Puente ha aclarado que al referirse a la rareza del siniestro no aludía a un sabotaje, aunque esa posibilidad sigue sin ser completamente descartada. "No me estoy refiriendo, como alguno pensó, a ningún sabotaje, aunque esa hipótesis tampoco se ha descartado en ningún momento, pero no es la plausible ni la que, en este momento, ocupa el lugar principal", ha afirmado.

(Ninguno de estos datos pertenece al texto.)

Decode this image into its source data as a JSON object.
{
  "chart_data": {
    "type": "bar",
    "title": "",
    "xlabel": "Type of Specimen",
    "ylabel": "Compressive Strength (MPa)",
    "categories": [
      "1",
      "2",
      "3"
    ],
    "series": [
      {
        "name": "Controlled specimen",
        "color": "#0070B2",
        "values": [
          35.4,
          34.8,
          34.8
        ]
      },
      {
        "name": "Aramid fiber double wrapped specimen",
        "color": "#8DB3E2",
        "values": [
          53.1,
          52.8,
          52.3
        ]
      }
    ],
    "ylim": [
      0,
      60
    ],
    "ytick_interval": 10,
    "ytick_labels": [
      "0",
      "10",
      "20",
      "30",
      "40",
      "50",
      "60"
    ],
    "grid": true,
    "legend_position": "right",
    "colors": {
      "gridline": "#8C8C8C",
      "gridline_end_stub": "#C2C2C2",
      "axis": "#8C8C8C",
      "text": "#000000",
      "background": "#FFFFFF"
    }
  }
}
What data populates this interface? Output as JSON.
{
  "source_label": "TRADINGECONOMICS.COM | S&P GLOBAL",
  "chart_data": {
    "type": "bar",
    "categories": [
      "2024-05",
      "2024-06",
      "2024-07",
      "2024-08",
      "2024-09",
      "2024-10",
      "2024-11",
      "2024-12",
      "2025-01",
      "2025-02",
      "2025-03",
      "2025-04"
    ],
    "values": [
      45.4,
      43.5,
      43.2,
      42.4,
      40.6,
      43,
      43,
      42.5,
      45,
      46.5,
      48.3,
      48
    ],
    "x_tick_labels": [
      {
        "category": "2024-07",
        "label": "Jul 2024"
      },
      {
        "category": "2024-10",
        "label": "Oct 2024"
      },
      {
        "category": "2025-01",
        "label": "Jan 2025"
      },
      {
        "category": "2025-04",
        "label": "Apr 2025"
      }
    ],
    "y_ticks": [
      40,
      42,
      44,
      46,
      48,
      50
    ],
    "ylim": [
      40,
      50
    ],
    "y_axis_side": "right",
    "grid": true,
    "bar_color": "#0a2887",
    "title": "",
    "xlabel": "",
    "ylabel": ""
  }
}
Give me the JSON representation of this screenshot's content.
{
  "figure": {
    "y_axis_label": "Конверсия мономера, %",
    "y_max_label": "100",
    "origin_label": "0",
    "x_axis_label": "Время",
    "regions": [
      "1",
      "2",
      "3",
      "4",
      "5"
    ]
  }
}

En su opinión, la dificultad para anticipar el fallo refuerza el carácter inusual del accidente, cuya investigación sigue abierta.
Según el relato del ministro, el punto de ruptura del carril se habría producido junto a la soldadura que une un tramo antiguo con uno nuevo, algo que, según los expertos, no es anómalo. "Por lo que dicen los expertos, es lo normal", ha indicado, aunque ha precisado que eso no implica que la soldadura sea necesariamente la causa. De ahí que se vaya a someter tanto el raíl como la propia unión a un análisis de laboratorio para esclarecer si la fractura se debió a un defecto en la soldadura o a un fenómeno de torsión del carril.
Puente ha descrito cómo, tras la rotura, el tren perdió apoyo en los bogies, lo que provocó su caída y posterior descarrilamiento. "Cuando el carril rompe lo suficiente como para impedir la continuidad de los bogies del tren y, por tanto, quedar en el aire y no poder seguir sobre la vía, al caer el peso del tren sobre el raíl, se tumba", ha explicado.
El ministro ha defendido la actuación técnica previa al accidente, subrayando que la rotura fue súbita y sin signos previos detectables mediante los controles habituales. A la espera de las conclusiones periciales, el foco está ahora en determinar si la soldadura fue ejecutada conforme a los estándares o si la fatiga del material jugó un papel determinante en el siniestro.